EXCLUSIVE: Gaumont, the French production company behind Netflix shows Narcos and F Is For Family, is in the early stages of adapting Gaston Leroux’s iconic novel The Phantom Of The Opera into a six-part TV miniseries.
The project is being led out of Gaumont’s UK unit, which is working with writer Anthony Horowitz to reimagine Leroux’s gothic story about a disfigured composer, who lives in the depths of the Paris Opera House and falls for singer Christine Daae with tragic consequences.
Deadline understands that the 1910 novel, rather than Andrew Lloyd Webber’s smash-hit musical, will form the backbone of Horowitz’s adaptation, in much the same way that Andrew Davies relied on Victor Hugo’s book to bring Les Misérables to the screen for the BBC and PBS in 2018.
Gaumont declined to comment on the project, but it is another sign of progress being made by UK chief Alison Jackson after the division announced last week that it has optioned historian Julie Summers’ biography on wartime Vogue editor Audrey Withers. Gaumont UK also co-produces Sky’s Tim Roth drama Tin Star.
Horowitz is fresh from executive producing a Sony-funded adaptation of his Alex Rider novels, which Deadline revealed last week is set for a second season. The Foyles War and Collision writer is also working with Eleventh Hour Films to adapt his novel Magpie Murders, a whodunit about a writer who is murdered while penning a whodunit.

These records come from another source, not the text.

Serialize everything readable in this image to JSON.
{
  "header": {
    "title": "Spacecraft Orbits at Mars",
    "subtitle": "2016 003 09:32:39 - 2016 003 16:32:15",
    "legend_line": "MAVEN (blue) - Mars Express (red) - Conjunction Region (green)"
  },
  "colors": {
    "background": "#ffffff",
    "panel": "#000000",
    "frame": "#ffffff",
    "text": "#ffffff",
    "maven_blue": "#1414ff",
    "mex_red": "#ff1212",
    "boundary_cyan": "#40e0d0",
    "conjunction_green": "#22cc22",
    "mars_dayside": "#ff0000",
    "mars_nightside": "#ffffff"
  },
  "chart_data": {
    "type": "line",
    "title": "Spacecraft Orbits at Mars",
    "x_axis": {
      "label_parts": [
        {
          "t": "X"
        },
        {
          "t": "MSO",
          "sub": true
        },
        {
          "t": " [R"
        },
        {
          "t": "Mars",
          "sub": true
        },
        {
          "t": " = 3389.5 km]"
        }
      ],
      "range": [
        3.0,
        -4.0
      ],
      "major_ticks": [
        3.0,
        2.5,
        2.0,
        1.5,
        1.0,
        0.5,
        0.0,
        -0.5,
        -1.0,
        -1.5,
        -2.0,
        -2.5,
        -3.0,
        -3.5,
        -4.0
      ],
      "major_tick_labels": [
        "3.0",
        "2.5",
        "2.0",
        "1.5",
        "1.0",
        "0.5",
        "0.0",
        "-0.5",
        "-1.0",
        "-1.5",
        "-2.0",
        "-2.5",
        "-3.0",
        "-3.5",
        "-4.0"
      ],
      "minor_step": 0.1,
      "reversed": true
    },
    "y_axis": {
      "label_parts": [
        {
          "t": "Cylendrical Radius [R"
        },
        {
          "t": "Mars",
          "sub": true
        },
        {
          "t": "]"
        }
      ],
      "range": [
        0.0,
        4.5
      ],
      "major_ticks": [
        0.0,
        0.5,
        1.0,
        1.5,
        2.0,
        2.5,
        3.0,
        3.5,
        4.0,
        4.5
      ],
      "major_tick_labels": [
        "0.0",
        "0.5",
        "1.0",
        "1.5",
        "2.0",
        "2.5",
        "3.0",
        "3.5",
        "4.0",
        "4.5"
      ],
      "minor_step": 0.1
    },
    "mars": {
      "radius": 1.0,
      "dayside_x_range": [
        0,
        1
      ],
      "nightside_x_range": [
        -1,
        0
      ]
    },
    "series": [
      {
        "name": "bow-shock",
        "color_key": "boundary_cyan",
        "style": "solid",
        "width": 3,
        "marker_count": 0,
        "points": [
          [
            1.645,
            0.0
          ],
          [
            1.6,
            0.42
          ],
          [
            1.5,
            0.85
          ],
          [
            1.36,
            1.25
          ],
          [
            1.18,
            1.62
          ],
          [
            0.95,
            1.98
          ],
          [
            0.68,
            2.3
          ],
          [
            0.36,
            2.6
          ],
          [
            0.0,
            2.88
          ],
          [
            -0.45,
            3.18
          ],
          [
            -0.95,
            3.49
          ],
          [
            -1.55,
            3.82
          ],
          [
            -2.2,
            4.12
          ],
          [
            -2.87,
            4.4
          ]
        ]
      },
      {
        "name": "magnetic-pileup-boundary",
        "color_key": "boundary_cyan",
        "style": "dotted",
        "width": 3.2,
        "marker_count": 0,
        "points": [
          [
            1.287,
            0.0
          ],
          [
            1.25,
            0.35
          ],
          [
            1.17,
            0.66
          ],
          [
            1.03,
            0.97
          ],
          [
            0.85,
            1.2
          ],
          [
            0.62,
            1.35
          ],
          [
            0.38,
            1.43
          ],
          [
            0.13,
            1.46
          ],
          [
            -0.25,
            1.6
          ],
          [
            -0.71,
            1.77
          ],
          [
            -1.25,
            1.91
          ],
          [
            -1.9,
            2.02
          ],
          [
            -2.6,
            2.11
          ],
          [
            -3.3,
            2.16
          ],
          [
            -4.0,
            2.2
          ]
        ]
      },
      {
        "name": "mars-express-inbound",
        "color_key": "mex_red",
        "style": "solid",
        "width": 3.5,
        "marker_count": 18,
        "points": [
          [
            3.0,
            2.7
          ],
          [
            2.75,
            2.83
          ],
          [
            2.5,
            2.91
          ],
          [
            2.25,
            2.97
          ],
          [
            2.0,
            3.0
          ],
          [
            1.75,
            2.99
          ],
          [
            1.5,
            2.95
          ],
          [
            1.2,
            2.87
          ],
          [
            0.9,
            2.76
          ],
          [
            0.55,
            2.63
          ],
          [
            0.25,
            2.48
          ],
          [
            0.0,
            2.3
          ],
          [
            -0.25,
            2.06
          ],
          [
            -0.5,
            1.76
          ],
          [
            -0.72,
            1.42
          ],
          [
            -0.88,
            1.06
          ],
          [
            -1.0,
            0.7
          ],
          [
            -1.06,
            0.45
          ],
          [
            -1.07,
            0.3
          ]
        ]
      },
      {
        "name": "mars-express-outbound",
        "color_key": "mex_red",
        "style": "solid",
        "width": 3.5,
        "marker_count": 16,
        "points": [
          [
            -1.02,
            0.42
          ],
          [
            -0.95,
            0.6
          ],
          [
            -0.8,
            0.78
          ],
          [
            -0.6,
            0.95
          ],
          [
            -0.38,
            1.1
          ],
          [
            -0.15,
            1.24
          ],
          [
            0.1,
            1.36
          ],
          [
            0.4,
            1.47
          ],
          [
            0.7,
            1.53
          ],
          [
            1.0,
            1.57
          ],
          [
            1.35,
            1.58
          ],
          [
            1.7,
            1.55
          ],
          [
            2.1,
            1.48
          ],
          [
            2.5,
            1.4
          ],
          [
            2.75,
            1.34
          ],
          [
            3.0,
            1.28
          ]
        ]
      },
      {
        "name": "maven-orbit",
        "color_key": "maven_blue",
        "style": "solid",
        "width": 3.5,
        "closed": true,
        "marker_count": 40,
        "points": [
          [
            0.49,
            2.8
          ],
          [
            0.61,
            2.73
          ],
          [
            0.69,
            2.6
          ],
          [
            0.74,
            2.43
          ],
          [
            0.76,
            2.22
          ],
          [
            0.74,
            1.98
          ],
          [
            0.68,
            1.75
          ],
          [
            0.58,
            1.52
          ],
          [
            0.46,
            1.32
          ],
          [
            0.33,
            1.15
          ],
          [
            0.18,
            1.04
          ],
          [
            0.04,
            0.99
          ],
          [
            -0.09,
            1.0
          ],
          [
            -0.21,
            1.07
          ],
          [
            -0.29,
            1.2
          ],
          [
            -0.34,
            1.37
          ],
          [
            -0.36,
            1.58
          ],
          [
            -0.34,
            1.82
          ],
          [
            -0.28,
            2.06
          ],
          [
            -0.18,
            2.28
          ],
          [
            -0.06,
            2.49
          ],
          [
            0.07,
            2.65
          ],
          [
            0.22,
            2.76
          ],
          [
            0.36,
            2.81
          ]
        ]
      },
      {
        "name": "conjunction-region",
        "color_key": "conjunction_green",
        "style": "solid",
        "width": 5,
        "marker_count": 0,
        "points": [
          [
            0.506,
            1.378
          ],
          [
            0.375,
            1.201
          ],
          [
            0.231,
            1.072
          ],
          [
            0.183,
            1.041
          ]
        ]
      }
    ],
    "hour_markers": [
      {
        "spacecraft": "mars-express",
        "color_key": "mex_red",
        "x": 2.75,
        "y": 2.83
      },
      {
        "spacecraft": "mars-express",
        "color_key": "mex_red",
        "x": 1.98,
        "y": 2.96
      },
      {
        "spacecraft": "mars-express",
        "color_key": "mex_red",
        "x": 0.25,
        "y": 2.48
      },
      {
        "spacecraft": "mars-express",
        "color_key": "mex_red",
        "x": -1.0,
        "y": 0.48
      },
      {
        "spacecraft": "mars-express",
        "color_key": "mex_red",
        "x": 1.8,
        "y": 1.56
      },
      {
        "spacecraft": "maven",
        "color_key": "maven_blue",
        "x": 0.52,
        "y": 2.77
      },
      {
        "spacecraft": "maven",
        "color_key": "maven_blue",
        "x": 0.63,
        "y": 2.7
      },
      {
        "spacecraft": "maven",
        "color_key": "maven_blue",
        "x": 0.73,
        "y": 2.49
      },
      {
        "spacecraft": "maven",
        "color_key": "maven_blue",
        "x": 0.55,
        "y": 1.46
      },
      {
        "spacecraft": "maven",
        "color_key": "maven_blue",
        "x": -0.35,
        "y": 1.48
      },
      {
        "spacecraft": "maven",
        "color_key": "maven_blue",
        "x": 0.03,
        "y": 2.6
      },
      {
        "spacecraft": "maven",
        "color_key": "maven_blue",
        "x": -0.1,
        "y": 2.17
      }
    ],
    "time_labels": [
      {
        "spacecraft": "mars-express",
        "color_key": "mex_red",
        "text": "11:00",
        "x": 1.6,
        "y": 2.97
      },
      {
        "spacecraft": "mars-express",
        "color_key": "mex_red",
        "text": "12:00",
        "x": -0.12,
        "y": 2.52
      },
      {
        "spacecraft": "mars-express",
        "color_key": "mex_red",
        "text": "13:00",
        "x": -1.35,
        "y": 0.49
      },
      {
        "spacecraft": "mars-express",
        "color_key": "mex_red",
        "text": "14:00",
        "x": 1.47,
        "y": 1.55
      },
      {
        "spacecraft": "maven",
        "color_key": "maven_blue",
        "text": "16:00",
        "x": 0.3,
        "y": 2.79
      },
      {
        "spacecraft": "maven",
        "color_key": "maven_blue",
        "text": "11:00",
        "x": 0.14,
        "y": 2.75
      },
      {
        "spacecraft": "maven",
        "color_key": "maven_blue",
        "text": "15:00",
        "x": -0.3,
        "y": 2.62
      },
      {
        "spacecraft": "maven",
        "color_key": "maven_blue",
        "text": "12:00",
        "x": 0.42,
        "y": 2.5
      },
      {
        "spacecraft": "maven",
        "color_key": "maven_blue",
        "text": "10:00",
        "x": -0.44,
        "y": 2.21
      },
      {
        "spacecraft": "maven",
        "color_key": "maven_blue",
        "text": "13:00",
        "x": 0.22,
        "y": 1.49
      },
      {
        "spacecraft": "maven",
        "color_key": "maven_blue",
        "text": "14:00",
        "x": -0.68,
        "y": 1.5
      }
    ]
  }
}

The Phantom Of The Opera has been adapted for the screen a number of times. It was the inspiration for a 1925 silent movie, while in 2004, there was a lavish reimagining of Lloyd Webber’s musical by Joel Schumacher, who died this week at the age of 80. The latter starred Gerard Butler as the Phantom and was nominated for three Oscars.
The Phantom Of The Opera is billed as one of the most successful musicals of all time and has scooped nine Olivier and Tony Awards after debuting in the West End and Broadway in the 1980s. The show will not reopen at the West End’s Her Majesty’s Theatre until 2021 as a result of the coronavirus pandemic, but it is back in production in South Korea.